We are roused early the next day by the summoning hum of the city and make our way to Brick Lane, a long time migrant and low-income area of East London that has morphed in recent years to form the setting of innumerable art galleries, bars and cafes.
With its vibrant village atmosphere, it's a great place to grab a coffee before setting out for the day. A little more familiar with the city, following the previous day of Tube rides we continue on foot; our moseying tourist tempo revealing by contrast the quick pace of the city and some of the local rituals; resting on a deck chair in "Green Park", perhaps the most seductive.
Meandering on, we chance upon the River Thames and a bunch of the must-see sights that dot its Northern promenade. Perched, set-like over the waterway; Tower Bridge, seemingly named for its two grand structural towers joined by a delicate fretwork of suspension cable, is perhaps one of the city's most elegant structures. Built in 1894, the crossing is one of dozens bridging the city's North and South banks.

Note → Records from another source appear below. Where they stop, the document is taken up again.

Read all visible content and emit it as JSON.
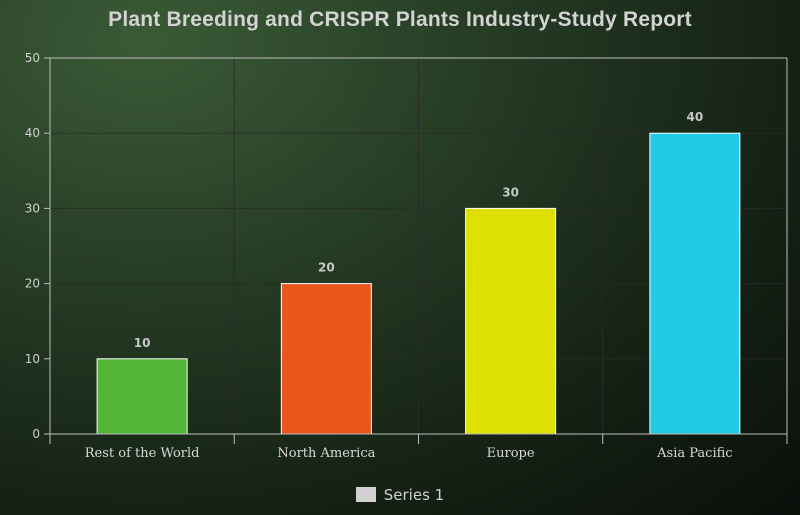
{
  "chart_data": {
    "type": "bar",
    "title": "Plant Breeding and CRISPR Plants Industry-Study Report",
    "categories": [
      "Rest of the World",
      "North America",
      "Europe",
      "Asia Pacific"
    ],
    "values": [
      10,
      20,
      30,
      40
    ],
    "data_labels": [
      "10",
      "20",
      "30",
      "40"
    ],
    "bar_colors": [
      "#52b535",
      "#e9571d",
      "#dde000",
      "#22cae5"
    ],
    "ylim": [
      0,
      50
    ],
    "yticks": [
      0,
      10,
      20,
      30,
      40,
      50
    ],
    "xlabel": "",
    "ylabel": "",
    "grid": true,
    "legend": {
      "placement": "bottom-center",
      "entries": [
        {
          "name": "Series 1",
          "color": "#d0d0d0"
        }
      ]
    }
  }
}
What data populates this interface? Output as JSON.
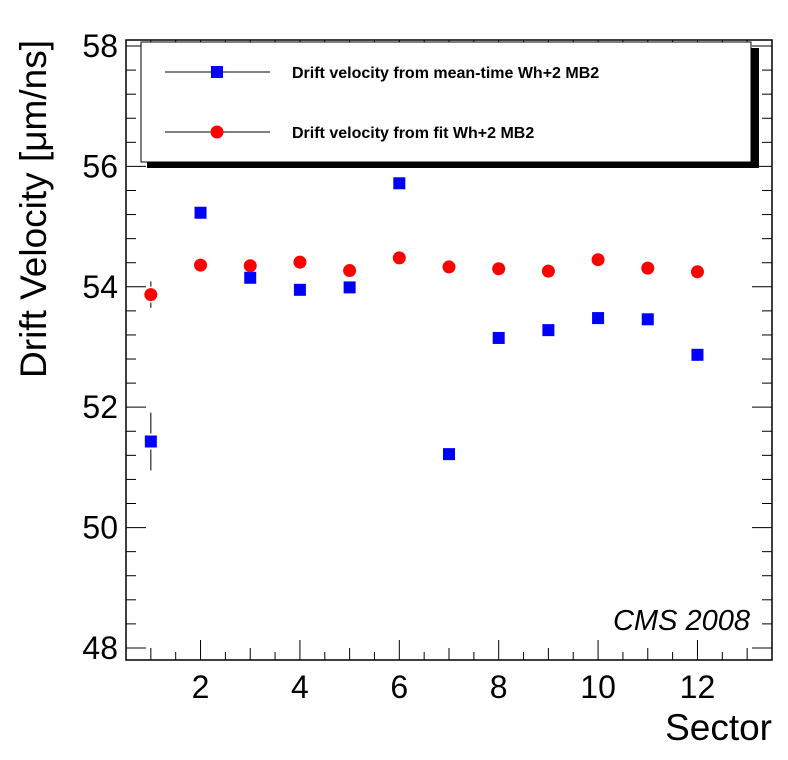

A little further along, we reach the unmistakable Tate Modern Art Gallery, an immense former Power Station, which was reopened as a gallery in 2000 after a refurbishment by the prolific Swiss architects Herzog & de Meuron. A city within a building, the gallery is laden with education programs, talks and symposia creating unconventionally upbeat qualities for a museum, boasting some of the 20th century's seminal ideas in art, architecture and performance.
Commissioning temporary art installations by some of the world's most adept contemporary artists, the sublime ground level "Turbine Hall" was recently the subject of Colombian artist Doris Salcedo's work. An insidiously snaking fault-line was cut into the gallery's concrete floor, revealing glimpses of the historic building's underbelly; just one more reminder of London's brimming history. Galleries, museums, historical sites and events abounding, London is a living Museum.